Recently someone accused me of being an artist. How dare they!? Then I began to realize like many things in life you can only be something by definition of having been what you are. Nothing highly sciencey about that -- the Government "recognizes" this method all the time.... How do you become a Non-profit organization for example? You act like one, you walk like one you talk like one, and then after a while they are willing to recognize that you are one.

So I guess I am guilty of being an artist, but let me tell you why I wasn't sure I was....

Many years ago in a pubescent land of pimply tweens, I was sitting in a mandatory Art class in Middle school, where I was told by the School art teacher that I sucked at art and I shouldn't bother trying. That seriously hurt. I realized years later exactly what the opinion of this teacher was worth when after driving a hour from the school to a park to have our Senior class photos taken..... and after driving back to school this same art teacher realized there was no film in the camera.....and she had wasted all of our time for nothing.

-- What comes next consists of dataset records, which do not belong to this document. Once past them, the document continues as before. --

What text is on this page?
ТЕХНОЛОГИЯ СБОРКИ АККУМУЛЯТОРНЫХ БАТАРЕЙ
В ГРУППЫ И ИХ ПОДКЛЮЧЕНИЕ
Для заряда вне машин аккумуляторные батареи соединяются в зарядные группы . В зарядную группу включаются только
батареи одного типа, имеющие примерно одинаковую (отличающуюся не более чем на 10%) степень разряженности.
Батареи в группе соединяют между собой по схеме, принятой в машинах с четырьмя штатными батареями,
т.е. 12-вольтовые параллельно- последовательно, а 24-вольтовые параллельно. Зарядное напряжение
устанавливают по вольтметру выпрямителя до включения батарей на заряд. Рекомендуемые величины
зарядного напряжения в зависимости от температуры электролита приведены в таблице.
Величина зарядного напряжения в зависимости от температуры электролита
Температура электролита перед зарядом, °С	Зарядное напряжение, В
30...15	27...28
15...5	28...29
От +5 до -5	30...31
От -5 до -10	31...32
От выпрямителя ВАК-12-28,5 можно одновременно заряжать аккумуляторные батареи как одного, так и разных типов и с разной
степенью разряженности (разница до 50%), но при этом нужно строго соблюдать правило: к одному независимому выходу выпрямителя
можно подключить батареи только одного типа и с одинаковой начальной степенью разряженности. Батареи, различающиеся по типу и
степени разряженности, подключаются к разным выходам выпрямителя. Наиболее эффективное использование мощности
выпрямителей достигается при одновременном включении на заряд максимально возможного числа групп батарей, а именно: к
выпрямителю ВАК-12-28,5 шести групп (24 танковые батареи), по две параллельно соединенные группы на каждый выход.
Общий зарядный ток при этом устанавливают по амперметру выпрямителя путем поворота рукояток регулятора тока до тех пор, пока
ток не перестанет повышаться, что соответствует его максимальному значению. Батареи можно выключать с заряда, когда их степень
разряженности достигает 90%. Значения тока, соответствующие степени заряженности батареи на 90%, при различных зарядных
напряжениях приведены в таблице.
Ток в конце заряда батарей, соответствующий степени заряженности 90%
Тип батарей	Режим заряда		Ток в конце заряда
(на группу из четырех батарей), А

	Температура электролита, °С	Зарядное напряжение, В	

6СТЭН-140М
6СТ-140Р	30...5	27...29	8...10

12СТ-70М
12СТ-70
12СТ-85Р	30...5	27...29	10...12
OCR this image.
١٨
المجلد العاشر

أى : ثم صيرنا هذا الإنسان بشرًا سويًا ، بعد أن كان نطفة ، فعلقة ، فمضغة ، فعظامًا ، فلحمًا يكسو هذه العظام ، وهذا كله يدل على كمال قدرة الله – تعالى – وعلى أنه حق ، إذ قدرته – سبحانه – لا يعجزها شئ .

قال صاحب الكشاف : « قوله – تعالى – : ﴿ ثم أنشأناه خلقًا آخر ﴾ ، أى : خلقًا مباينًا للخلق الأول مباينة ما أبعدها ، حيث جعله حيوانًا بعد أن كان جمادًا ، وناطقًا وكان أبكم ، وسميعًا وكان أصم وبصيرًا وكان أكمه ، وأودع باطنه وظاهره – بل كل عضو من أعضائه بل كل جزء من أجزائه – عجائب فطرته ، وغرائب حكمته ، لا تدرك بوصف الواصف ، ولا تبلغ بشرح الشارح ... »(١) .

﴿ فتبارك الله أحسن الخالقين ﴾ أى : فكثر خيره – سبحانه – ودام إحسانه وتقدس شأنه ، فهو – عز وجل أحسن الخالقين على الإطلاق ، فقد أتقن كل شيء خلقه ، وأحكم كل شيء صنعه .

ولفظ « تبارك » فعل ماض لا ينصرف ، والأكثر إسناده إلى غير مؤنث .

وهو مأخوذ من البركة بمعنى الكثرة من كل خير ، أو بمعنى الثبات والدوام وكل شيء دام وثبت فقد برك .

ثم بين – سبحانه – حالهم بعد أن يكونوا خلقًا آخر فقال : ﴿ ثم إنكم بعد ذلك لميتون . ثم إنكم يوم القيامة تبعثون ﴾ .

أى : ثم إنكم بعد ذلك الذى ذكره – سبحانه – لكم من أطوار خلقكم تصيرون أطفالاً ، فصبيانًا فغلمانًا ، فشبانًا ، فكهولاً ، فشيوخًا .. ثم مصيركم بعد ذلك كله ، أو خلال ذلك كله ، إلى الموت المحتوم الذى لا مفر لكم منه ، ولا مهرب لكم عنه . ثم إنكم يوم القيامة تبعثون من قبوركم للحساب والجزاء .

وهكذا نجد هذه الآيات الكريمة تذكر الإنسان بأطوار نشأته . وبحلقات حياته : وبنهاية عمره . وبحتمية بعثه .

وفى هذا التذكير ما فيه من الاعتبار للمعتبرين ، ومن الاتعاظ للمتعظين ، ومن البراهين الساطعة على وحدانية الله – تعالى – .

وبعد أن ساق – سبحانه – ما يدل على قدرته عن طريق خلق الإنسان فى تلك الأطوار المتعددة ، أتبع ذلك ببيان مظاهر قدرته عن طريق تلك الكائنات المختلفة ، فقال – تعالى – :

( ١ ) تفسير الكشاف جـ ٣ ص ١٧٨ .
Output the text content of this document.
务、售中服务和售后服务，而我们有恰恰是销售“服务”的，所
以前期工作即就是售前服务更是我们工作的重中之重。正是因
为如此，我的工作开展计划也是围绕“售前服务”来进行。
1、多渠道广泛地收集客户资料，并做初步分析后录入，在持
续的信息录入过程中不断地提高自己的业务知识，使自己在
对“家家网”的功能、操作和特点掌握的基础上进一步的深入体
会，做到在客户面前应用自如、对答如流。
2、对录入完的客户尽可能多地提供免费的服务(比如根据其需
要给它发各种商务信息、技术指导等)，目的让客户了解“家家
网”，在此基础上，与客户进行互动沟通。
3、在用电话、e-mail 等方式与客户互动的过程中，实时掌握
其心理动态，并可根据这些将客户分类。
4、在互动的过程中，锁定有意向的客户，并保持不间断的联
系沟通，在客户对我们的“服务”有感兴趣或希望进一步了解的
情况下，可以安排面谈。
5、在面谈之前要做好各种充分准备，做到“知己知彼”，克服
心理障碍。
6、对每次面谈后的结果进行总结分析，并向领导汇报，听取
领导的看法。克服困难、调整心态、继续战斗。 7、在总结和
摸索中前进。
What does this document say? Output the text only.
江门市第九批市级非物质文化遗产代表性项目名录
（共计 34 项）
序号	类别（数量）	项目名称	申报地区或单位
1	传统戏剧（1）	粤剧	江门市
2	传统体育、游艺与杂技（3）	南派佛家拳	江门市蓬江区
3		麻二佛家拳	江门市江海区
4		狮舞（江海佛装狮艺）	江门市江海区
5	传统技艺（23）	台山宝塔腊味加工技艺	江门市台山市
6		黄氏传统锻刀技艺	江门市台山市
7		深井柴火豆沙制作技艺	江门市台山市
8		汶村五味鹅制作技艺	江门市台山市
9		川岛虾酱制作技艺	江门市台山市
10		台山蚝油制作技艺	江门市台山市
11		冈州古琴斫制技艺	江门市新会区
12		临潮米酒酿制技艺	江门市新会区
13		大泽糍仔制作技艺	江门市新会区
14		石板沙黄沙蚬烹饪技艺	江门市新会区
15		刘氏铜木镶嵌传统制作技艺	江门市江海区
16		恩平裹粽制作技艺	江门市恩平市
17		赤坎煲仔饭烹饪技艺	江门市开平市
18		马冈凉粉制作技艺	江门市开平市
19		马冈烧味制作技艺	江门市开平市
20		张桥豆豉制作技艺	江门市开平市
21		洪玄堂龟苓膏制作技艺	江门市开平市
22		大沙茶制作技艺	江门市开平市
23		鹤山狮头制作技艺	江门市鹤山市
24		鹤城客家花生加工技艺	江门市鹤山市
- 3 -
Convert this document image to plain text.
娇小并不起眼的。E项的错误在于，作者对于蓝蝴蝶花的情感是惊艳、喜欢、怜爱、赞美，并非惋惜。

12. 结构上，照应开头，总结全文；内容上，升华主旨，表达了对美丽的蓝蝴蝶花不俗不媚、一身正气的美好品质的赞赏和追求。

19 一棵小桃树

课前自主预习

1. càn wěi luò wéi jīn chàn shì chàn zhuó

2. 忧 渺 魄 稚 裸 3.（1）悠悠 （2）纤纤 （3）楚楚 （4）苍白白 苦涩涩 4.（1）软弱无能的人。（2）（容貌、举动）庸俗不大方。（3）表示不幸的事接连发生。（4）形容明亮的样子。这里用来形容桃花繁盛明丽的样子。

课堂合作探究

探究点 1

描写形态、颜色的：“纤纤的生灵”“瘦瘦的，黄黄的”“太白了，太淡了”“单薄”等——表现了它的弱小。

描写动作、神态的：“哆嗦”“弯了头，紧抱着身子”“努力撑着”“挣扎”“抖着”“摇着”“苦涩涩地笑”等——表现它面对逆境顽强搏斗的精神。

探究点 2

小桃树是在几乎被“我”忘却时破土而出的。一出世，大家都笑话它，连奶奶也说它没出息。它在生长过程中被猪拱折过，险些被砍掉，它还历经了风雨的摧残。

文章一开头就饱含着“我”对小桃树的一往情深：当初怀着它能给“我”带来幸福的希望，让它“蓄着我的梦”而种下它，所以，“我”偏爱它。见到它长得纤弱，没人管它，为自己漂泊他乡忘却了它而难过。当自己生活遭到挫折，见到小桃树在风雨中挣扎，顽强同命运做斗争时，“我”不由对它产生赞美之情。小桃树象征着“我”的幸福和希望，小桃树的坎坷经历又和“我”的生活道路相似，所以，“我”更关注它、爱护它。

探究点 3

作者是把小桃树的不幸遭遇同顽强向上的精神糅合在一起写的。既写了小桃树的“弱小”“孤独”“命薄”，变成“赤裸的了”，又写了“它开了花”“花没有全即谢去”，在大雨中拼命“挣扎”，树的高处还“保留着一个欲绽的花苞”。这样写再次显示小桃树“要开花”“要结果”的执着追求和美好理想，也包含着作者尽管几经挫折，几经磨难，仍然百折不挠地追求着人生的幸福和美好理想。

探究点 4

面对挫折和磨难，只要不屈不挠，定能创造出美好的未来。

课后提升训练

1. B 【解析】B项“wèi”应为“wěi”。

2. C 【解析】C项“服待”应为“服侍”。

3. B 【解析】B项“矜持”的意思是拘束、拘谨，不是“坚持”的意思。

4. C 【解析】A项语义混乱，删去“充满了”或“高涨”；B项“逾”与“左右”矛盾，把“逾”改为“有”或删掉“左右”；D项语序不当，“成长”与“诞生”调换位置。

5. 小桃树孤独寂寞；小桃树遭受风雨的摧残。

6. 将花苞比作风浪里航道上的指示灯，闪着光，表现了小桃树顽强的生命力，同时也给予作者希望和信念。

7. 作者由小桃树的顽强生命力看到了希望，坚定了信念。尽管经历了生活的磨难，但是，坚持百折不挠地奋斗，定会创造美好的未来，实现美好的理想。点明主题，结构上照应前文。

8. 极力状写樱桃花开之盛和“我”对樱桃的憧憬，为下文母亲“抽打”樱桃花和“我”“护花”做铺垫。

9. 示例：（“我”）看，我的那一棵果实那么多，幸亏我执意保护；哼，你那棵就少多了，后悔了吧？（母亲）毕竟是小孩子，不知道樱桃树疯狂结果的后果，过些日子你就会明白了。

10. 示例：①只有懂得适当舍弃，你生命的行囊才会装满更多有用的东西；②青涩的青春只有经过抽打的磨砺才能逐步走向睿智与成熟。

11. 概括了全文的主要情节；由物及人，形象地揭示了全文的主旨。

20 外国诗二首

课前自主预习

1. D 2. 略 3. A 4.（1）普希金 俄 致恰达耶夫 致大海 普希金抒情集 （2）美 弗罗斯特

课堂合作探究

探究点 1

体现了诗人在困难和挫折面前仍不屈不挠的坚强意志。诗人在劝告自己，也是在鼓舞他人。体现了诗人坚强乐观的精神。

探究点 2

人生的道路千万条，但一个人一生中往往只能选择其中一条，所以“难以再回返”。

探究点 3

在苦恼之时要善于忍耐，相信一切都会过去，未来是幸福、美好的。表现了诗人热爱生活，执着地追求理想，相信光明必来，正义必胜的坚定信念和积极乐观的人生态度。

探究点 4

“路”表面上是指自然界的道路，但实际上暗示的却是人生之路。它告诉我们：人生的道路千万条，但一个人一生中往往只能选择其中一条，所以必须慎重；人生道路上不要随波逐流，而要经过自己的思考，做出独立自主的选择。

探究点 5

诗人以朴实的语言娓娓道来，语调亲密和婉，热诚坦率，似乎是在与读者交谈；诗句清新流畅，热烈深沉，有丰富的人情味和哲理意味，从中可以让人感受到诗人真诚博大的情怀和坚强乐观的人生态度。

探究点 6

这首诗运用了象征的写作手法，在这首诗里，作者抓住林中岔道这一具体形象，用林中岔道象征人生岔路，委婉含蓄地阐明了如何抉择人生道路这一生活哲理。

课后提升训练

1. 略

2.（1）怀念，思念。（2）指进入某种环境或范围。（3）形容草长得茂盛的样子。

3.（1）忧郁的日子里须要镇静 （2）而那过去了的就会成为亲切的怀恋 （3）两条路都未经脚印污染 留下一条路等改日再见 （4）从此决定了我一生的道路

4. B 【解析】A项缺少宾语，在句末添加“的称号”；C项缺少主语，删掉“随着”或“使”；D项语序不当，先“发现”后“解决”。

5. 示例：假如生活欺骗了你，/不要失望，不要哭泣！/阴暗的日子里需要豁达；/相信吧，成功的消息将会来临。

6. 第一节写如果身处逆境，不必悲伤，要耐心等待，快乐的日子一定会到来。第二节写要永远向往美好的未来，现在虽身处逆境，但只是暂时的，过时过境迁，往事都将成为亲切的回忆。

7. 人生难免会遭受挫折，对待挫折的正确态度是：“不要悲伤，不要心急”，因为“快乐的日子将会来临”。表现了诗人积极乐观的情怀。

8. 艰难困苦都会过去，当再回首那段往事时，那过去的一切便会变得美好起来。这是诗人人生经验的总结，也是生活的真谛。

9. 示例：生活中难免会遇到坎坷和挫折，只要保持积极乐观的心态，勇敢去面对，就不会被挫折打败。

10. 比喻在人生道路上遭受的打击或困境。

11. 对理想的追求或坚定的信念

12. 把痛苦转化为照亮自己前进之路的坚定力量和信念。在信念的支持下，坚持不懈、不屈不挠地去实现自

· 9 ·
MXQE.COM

For modern reference this would be like taking all the photos and then realizing there was no memory in your phone and your photos never saved.

I went on a 14 day cruise on the world's (then) largest cruise ship, and one of the other kindly cruisers offered to meet with anyone who was interested every morning in the main dining room to learn to decorate paper with watercolors. On the first day she taught us some basics of the media, and let us just play with water and color. Every day after that she would have a sample that she would walk us through. That first day of the cruise water color class I sat wondering why I was bothering as I could hear the voice of that filmless, clueless middle school art teacher echoing from my water glass.... that I sucked and shouldn't bother trying. Then staring at my water glass... I started to paint a picture of that red solo cup, holding the grey water soiled by the residue of the colors washed out of the brushes of my fellow water color decorating cruisers.

There was something beautiful and thematic about decorating cardstock with watercolors while on the world's largest cruise ship riding across the ocean.

After day 3, as I was painting, I noticed people glancing on my paper seeming to care what was showing up there, I noticed that people stared to ask how I was doing what I was doing..... now that's really just the blind leading the blind... but the teacher here wasn't a jerk, she encouraged me by coming by day 5, day 6, asking what I was doing.

I guess I may be okay at that.... It is very relaxing and fun, but it's hard to find time to do art, and when you make the time to sit down and actually paint there is this entropy that takes some amount of effort to push over, and a need for some sort of inspiration. Further, often times, I have realized that while I may not be able to realistically paint any thing, sometimes the results are more desirable when I don't try to hard to make it look real, and like that first Red solo cup, that came out well when I wasn't really trying, the acidic advice of my nasty art teacher mellowed like the dirty color stained water in the glass and became a bit of a truth... I shouldn't bother "trying", I should just do. I've watched more proficient artists (that are actually "good" at it) over think things and take something they started and looked good and not know when to stop....and as a result destroy their own art (from my point of view....) Paint or water color don't have an "undo" feature like the computer has, so it's like watching a tragedy.

So when I was Accused of being an artist, I realized I might be one, but I just can't see my self spending the rest of my life painting the same image again and again and again like I have seen for sale at some art auctions.... how tedious that must be. So some day someone may find my art, like my early author attempts, trapped, imprisoned, either at some Second hand store, or in the landfill after someone tosses my work after I have shuffled off this mortal coil.... either way at least I bothered to capture those images unlike my feckless middle school art teacher who forgot to put the media in the camera and wasted away the lives of others.